It’s May, and it’s a wonderful month! We’re one month closer to summer, the average temperatures in Las Vegas hover around 90° High / 64°Low, and our sunny city receives 13-14 hours of sunlight per day, which you can imagine is great for solar energy. Not only is the Spring weather idyllic, May is also National Inventors Month, a month-long celebration of innovation and creativity.
As Nevada’s solar leader that builds solar power systems utilizing solar photovoltaic (PV), we wanted to take this opportunity to shed some light on the discovery of the photovoltaic effect, and the invention of the solar cell. Take a look at this brief timeline of the solar energy pioneers that made modern day renewable energy possible.
1839: Alexandre Edmond Becquerel observes the photovoltaic effect by placing silver chloride in an acidic solution and illuminating it while connected to platinum electrodes. The result was the generation of voltage and current.

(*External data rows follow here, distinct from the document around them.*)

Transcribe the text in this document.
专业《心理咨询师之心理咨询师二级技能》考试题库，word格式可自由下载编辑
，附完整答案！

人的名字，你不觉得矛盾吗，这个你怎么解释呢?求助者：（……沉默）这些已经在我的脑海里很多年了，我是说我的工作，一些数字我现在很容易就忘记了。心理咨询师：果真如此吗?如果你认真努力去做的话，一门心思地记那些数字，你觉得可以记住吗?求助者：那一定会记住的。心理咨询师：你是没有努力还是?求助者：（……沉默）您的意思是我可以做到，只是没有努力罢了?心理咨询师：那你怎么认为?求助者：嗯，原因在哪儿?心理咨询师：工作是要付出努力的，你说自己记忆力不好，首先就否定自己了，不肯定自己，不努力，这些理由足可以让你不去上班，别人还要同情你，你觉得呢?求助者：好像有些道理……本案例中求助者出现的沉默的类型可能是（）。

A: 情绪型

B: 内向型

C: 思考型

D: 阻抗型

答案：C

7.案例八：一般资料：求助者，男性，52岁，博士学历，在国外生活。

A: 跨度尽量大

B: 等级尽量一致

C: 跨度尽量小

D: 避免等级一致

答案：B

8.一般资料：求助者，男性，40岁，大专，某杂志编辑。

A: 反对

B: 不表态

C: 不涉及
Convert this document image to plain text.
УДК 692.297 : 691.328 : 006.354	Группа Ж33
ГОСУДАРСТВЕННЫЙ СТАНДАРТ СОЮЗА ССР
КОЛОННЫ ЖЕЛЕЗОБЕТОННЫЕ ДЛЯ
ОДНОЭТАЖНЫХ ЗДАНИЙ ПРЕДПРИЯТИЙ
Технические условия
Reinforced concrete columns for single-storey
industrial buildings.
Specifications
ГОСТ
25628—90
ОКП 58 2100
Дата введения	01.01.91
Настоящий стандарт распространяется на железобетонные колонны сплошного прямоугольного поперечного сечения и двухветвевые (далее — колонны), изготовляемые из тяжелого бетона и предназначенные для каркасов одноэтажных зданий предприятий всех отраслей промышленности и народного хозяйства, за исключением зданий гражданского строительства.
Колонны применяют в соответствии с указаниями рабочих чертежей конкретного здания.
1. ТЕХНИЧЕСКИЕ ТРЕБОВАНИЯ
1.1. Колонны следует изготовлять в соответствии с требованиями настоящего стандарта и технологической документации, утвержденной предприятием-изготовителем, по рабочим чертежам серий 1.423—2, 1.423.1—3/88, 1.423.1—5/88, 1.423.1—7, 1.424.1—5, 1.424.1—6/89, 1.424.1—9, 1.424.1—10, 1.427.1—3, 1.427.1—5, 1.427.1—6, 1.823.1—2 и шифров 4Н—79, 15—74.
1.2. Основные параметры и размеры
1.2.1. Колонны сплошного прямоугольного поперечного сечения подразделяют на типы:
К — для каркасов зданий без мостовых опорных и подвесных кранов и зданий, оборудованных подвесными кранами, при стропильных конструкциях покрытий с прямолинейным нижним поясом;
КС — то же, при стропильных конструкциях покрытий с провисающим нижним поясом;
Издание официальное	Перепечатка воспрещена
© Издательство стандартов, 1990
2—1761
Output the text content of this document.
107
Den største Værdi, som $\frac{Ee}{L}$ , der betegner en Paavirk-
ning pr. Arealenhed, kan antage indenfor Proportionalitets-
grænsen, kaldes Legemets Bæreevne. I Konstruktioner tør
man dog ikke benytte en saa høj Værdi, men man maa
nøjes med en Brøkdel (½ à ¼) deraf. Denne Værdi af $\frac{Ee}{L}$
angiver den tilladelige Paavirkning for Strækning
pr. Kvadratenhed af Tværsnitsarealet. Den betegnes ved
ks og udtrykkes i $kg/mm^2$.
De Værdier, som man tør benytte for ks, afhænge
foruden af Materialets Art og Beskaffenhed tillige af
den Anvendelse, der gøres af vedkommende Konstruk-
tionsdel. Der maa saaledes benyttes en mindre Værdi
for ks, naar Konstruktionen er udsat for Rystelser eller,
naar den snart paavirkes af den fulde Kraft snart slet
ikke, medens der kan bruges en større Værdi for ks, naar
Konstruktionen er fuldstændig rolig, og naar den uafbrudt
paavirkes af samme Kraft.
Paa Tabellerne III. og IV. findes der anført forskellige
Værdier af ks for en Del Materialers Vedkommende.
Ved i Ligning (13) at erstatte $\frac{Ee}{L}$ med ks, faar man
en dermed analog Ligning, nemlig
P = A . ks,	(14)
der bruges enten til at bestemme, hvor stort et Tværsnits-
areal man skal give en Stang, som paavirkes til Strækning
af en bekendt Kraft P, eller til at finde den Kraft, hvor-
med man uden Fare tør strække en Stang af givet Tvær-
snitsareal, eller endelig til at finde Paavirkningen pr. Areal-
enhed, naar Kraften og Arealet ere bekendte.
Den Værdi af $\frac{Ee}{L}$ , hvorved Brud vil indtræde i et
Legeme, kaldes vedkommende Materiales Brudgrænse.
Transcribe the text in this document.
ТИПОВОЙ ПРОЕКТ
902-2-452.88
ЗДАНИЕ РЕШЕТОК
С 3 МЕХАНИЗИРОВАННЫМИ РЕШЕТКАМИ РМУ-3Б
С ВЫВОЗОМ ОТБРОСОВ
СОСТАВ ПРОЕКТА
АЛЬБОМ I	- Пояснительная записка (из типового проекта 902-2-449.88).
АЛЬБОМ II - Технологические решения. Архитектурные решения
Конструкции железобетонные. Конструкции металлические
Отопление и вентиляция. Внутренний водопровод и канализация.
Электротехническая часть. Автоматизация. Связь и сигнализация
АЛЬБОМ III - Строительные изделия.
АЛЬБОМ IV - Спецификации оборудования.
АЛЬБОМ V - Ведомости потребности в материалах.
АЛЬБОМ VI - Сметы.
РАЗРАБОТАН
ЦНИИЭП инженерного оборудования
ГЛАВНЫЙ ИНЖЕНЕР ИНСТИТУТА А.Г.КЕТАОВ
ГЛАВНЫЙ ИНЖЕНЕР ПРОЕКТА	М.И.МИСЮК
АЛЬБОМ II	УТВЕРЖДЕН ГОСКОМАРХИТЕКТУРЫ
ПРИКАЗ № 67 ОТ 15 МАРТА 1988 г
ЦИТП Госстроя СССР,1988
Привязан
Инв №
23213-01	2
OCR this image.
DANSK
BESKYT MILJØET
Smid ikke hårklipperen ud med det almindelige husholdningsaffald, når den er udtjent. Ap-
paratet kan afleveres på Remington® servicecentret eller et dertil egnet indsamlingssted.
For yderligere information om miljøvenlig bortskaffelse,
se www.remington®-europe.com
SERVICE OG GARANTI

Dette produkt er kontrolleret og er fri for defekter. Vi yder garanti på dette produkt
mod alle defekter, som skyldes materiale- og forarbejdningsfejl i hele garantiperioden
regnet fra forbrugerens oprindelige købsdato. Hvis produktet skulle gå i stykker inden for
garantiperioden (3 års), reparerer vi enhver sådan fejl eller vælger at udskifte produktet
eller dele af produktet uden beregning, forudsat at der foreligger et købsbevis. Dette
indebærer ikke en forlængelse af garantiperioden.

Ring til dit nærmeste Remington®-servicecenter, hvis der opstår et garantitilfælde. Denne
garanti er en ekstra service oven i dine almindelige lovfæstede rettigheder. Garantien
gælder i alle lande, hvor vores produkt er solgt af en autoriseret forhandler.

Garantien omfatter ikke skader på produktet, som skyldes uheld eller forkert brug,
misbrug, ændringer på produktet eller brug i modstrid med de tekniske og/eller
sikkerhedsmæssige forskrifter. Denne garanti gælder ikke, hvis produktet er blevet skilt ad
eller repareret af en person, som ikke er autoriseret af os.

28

1888: The race for solar is on! The first patent for a ‘solar cell’ is granted to Edward Weston. Meanwhile Aleksandr Stoletov begins the creation of the first solar cell based on the outer photoelectric effect. He’ll complete this in 1891.
1920s: Solar water-heating systems become mainstream and are relied upon in homes and apartment buildings in Florida and southern California.
1955: Western Electric creates a license for commercial solar cell technologies. Meanwhile Hoffman Electronics-Semiconductor Division creates a 2% efficient commercial solar cell that costs $25/cell or $1,785/watt.
1977: The Solar Energy Research Institute is established in Golden, Colorado, and the world’s production of photovoltaic cells exceeds 500 kW.
1979: The 39th U.S. President Jimmy Carter installs solar panels on the White House. 3 years later, President Ronald Reagan orders these to be removed.
1989: The first use of reflective solar concentrators with solar cells.
1999: The world’s installed photovoltaic power reaches 1,000 megawatts.
2006: A new World Record is achieved in Solar Cell Technology when a solar cell breaks the “40 Percent Efficient” sunlight-to-electricity barrier.
2011: Factories in China drive manufacturing costs down to $1.25 per watt for silicon photovoltaic modules, which allows installation to double worldwide.
2016: Total photovoltaic capacity grows to 306.5 gigawatts.